Apenas dois dos quatros ``affairs" citados tiveram um final feliz. A rigor, no Dia dos Namorados só os casos de amor com ``happy end" deveriam ser celebrados. No entanto, namoros turbulentos, aparentemente inviáveis e sem futuro, mas com um desfecho redentor, como o de John Wayne e Maureen O'Hara em ``Depois do Vendaval" (The Quiet Man) e o de Janes Stewart e Margaret Sullavan em ``A Loja da Esquina" (The Shop Around the Corner), destilam um encanto que outros, percorrendo o caminho inverso, não possuem. Esses, sim, e não melodramas como ``A Ponte de Waterloo" e ``Desencanto", representam à perfeição a efeméride de hoje.

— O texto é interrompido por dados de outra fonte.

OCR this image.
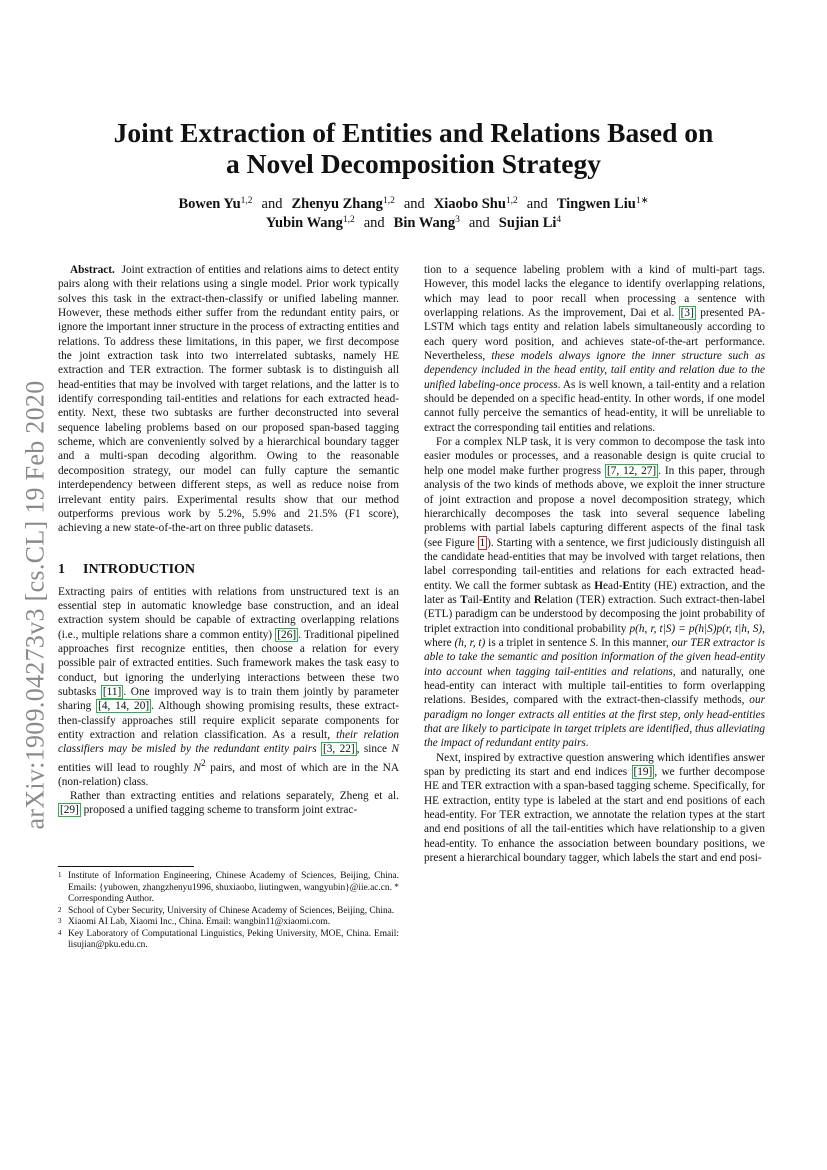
arXiv:1909.04273v3 [cs.CL] 19 Feb 2020
Joint Extraction of Entities and Relations Based on
a Novel Decomposition Strategy
Bowen Yu$^{1,2}$ and Zhenyu Zhang$^{1,2}$ and Xiaobo Shu$^{1,2}$ and Tingwen Liu$^{1∗}$
Yubin Wang$^{1,2}$ and Bin Wang$^3$ and Sujian Li$^4$

Abstract. Joint extraction of entities and relations aims to detect entity pairs along with their relations using a single model. Prior work typically solves this task in the extract-then-classify or unified labeling manner. However, these methods either suffer from the redundant entity pairs, or ignore the important inner structure in the process of extracting entities and relations. To address these limitations, in this paper, we first decompose the joint extraction task into two interrelated subtasks, namely HE extraction and TER extraction. The former subtask is to distinguish all head-entities that may be involved with target relations, and the latter is to identify corresponding tail-entities and relations for each extracted head-entity. Next, these two subtasks are further deconstructed into several sequence labeling problems based on our proposed span-based tagging scheme, which are conveniently solved by a hierarchical boundary tagger and a multi-span decoding algorithm. Owing to the reasonable decomposition strategy, our model can fully capture the semantic interdependency between different steps, as well as reduce noise from irrelevant entity pairs. Experimental results show that our method outperforms previous work by 5.2%, 5.9% and 21.5% (F1 score), achieving a new state-of-the-art on three public datasets.

1 INTRODUCTION

Extracting pairs of entities with relations from unstructured text is an essential step in automatic knowledge base construction, and an ideal extraction system should be capable of extracting overlapping relations (i.e., multiple relations share a common entity) [26] . Traditional pipelined approaches first recognize entities, then choose a relation for every possible pair of extracted entities. Such framework makes the task easy to conduct, but ignoring the underlying interactions between these two subtasks [11] . One improved way is to train them jointly by parameter sharing [4, 14, 20] . Although showing promising results, these extract-then-classify approaches still require explicit separate components for entity extraction and relation classification. As a result, their relation classifiers may be misled by the redundant entity pairs [3, 22] , since N entities will lead to roughly $N^2$ pairs, and most of which are in the NA (non-relation) class.

Rather than extracting entities and relations separately, Zheng et al. [29] proposed a unified tagging scheme to transform joint extrac-

1 Institute of Information Engineering, Chinese Academy of Sciences, Beijing, China. Emails: {yubowen, zhangzhenyu1996, shuxiaobo, liutingwen, wangyubin}@iie.ac.cn. * Corresponding Author.
2 School of Cyber Security, University of Chinese Academy of Sciences, Beijing, China.
3 Xiaomi AI Lab, Xiaomi Inc., China. Email: wangbin11@xiaomi.com.
4 Key Laboratory of Computational Linguistics, Peking University, MOE, China. Email: lisujian@pku.edu.cn.

tion to a sequence labeling problem with a kind of multi-part tags. However, this model lacks the elegance to identify overlapping relations, which may lead to poor recall when processing a sentence with overlapping relations. As the improvement, Dai et al. [3] presented PA-LSTM which tags entity and relation labels simultaneously according to each query word position, and achieves state-of-the-art performance. Nevertheless, these models always ignore the inner structure such as dependency included in the head entity, tail entity and relation due to the unified labeling-once process. As is well known, a tail-entity and a relation should be depended on a specific head-entity. In other words, if one model cannot fully perceive the semantics of head-entity, it will be unreliable to extract the corresponding tail entities and relations.

For a complex NLP task, it is very common to decompose the task into easier modules or processes, and a reasonable design is quite crucial to help one model make further progress [7, 12, 27] . In this paper, through analysis of the two kinds of methods above, we exploit the inner structure of joint extraction and propose a novel decomposition strategy, which hierarchically decomposes the task into several sequence labeling problems with partial labels capturing different aspects of the final task (see Figure 1 ). Starting with a sentence, we first judiciously distinguish all the candidate head-entities that may be involved with target relations, then label corresponding tail-entities and relations for each extracted head-entity. We call the former subtask as Head-Entity (HE) extraction, and the later as Tail-Entity and Relation (TER) extraction. Such extract-then-label (ETL) paradigm can be understood by decomposing the joint probability of triplet extraction into conditional probability p(h, r, t|S) = p(h|S)p(r, t|h, S), where (h, r, t) is a triplet in sentence S. In this manner, our TER extractor is able to take the semantic and position information of the given head-entity into account when tagging tail-entities and relations, and naturally, one head-entity can interact with multiple tail-entities to form overlapping relations. Besides, compared with the extract-then-classify methods, our paradigm no longer extracts all entities at the first step, only head-entities that are likely to participate in target triplets are identified, thus alleviating the impact of redundant entity pairs.

Next, inspired by extractive question answering which identifies answer span by predicting its start and end indices [19] , we further decompose HE and TER extraction with a span-based tagging scheme. Specifically, for HE extraction, entity type is labeled at the start and end positions of each head-entity. For TER extraction, we annotate the relation types at the start and end positions of all the tail-entities which have relationship to a given head-entity. To enhance the association between boundary positions, we present a hierarchical boundary tagger, which labels the start and end posi-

Sedução com flores, jóias, serestas, objetos decorativos, roupas, casas, viagens de luxo, e até animais, também virou recurso corriqueiro no cinema. Já um teatro é presente que transcende as normas usuais da conquista amorosa. Pois foi justamente isso que Charles Foster Kane deu à sua amada Susan Alexander, na obra-prima de Orson Welles. E nem era Dia dos Namorados.
Como não existe namoro sem cantada e declarações de amor, que tal evocarmos pelo menos duas? Uma inoportuna, outra mais que oportuna. Em ``Jornadas Heróicas" (The Plainsman), Jean Arthur exigia que Gary Cooper dissesse que a amava, justo quando uma horda de peles-vermelhas se preparava para escalpelá-lo. Em ``Corpos Ardentes" (Body Heat), William Hurt tira uma chinfra de Kathleen Turner e comenta: ``Talvez você não devesse usar um vestido como este". Ela: ``Isto é uma saia e blusa. Não sei do que você está falando". Ele: ``Você não devia era usar este corpo".